The UKs governments £3bn plans to tackle air pollution and emissions from vehicles have been described as underwhelming and lacking in urgency.
Announced yesterday, the proposals include a ban on new conventional petrol and diesel cars and vans by 2040, and a requirement for local authorities to devise plans to improve air quality.
However ClientEarth CEO, James Thornton, believes this is simply a diversionary tactic, and fails to ensure that drivers of the most polluting vehicles are fined if they enter 'clean air zones'.
"The Department for the Environment, Food and Rural Affairs' own evidence shows that charging clean air zones would be the swiftest way to tackle illegal levels of pollution," he said.
"Yet the government is passing the buck to local authorities to come up with their own schemes as an alternative to clean air zones which charge the most polluting vehicles to enter our towns and cities.

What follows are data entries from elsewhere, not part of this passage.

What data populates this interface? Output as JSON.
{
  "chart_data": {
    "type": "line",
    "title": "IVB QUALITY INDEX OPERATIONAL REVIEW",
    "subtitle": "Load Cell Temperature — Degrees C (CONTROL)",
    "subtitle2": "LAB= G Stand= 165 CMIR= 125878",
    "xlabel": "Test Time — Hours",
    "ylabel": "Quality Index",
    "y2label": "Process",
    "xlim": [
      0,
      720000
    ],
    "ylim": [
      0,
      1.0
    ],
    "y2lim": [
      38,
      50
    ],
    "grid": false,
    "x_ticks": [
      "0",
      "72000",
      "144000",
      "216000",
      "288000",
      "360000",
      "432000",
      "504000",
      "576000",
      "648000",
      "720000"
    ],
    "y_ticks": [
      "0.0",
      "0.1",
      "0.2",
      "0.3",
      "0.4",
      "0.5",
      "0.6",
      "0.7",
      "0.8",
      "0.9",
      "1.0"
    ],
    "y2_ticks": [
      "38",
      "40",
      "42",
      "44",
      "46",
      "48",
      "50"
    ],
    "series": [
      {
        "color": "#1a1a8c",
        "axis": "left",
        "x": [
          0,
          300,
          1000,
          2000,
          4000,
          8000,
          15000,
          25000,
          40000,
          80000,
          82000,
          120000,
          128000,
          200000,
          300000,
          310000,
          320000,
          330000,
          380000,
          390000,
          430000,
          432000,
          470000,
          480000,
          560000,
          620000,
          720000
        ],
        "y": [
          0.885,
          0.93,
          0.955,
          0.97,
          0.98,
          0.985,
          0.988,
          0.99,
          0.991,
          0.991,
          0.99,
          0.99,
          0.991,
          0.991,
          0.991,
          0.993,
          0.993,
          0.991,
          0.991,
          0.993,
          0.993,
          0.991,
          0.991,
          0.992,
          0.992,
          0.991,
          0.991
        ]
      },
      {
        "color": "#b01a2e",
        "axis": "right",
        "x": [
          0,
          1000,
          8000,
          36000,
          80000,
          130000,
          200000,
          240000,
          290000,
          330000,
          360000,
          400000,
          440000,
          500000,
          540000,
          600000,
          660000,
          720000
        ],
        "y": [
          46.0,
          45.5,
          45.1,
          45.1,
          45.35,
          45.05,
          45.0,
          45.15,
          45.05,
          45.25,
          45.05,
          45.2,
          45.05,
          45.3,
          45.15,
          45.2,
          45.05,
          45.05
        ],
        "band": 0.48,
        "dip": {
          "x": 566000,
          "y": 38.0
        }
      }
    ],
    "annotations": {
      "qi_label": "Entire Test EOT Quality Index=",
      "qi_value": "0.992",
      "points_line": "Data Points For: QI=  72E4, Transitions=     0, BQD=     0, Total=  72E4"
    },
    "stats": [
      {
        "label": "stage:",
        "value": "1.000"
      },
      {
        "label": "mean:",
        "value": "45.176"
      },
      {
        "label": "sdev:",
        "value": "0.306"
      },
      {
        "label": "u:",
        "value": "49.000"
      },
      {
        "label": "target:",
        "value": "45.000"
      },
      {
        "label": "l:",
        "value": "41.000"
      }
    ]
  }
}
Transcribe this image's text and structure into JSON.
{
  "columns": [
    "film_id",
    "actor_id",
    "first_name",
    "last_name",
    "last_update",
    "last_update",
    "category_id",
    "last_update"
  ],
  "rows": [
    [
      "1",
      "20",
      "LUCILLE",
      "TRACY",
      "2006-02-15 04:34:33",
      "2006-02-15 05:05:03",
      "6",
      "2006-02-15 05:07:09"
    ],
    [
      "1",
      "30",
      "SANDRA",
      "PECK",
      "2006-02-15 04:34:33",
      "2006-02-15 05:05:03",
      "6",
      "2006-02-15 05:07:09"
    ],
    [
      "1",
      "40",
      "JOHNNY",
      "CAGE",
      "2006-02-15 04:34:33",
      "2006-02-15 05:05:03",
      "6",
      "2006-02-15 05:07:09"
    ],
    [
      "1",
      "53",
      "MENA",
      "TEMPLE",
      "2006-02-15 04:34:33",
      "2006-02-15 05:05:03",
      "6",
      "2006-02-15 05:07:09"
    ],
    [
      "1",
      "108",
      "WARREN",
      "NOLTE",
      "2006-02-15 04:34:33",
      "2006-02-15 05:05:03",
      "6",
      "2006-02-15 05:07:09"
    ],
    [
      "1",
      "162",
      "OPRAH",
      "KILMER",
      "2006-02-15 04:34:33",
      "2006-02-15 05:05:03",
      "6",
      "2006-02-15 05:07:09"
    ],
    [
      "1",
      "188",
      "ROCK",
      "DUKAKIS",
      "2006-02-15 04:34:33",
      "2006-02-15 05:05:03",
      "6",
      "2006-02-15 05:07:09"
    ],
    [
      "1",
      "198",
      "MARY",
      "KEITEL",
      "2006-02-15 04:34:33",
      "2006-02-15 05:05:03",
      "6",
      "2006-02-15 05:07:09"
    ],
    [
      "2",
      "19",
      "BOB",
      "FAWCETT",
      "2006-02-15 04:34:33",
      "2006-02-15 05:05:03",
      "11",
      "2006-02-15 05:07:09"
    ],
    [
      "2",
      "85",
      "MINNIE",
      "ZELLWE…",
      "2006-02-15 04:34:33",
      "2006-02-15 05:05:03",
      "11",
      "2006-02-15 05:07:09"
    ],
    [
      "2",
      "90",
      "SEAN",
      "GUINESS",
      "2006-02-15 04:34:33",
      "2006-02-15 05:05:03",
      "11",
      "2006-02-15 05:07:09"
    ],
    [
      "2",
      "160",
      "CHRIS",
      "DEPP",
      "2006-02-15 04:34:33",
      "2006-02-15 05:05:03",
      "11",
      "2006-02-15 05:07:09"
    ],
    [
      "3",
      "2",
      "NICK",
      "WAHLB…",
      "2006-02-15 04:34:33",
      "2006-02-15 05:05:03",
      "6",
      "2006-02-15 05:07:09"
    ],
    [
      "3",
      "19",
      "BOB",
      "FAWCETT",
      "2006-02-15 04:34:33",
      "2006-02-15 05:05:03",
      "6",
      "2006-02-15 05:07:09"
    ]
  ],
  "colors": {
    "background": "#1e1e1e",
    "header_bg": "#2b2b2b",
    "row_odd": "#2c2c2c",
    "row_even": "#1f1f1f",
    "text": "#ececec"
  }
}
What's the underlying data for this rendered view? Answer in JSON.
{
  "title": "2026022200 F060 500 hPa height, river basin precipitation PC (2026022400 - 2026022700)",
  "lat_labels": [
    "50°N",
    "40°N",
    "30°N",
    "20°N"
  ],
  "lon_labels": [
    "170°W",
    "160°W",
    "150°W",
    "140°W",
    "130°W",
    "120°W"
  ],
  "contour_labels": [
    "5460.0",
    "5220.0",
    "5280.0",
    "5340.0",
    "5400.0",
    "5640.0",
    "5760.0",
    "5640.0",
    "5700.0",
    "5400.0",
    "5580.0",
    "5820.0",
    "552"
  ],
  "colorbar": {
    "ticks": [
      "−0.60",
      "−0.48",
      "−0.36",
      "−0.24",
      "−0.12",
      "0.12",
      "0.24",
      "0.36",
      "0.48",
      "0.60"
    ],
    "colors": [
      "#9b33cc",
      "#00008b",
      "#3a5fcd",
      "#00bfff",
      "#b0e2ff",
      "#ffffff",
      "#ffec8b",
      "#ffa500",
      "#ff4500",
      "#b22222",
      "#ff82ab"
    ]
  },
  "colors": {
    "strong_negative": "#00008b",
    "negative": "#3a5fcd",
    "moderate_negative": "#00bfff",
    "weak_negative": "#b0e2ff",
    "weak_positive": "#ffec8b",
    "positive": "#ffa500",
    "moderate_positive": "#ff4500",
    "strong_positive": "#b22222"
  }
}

"This is little more than a shabby rewrite of the previous draft plans and is underwhelming and lacking in urgency."
The government says that poor air quality is the largest environmental risk to public health in the UK, and that NO2 levels in the air are above legal limits in almost 90% of urban areas.
This is estimated to be responsible for approximately 23,500 early deaths in the UK each year, and cost the country £2.7bn through its impact on productivity.
Yesterday's plans include £255m in provision to help towns and cities implement plans to improve air quality, allowing them to bid for money from a new Clean Air Fund.
This could include changing road layouts, removing traffic lights and speed humps or upgrading bus fleets, while the government will also issue a consultation to gather views from those affected.
"We are determined to deliver a green revolution in transport and reduce pollution in our towns and cities," Transport secretary, Chris Grayling, said.
"We are taking bold action and want nearly every car and van on UK roads to be zero emission by 2050."
The government will publish a comprehensive Clean Air Strategy next year to address other sources of air pollution.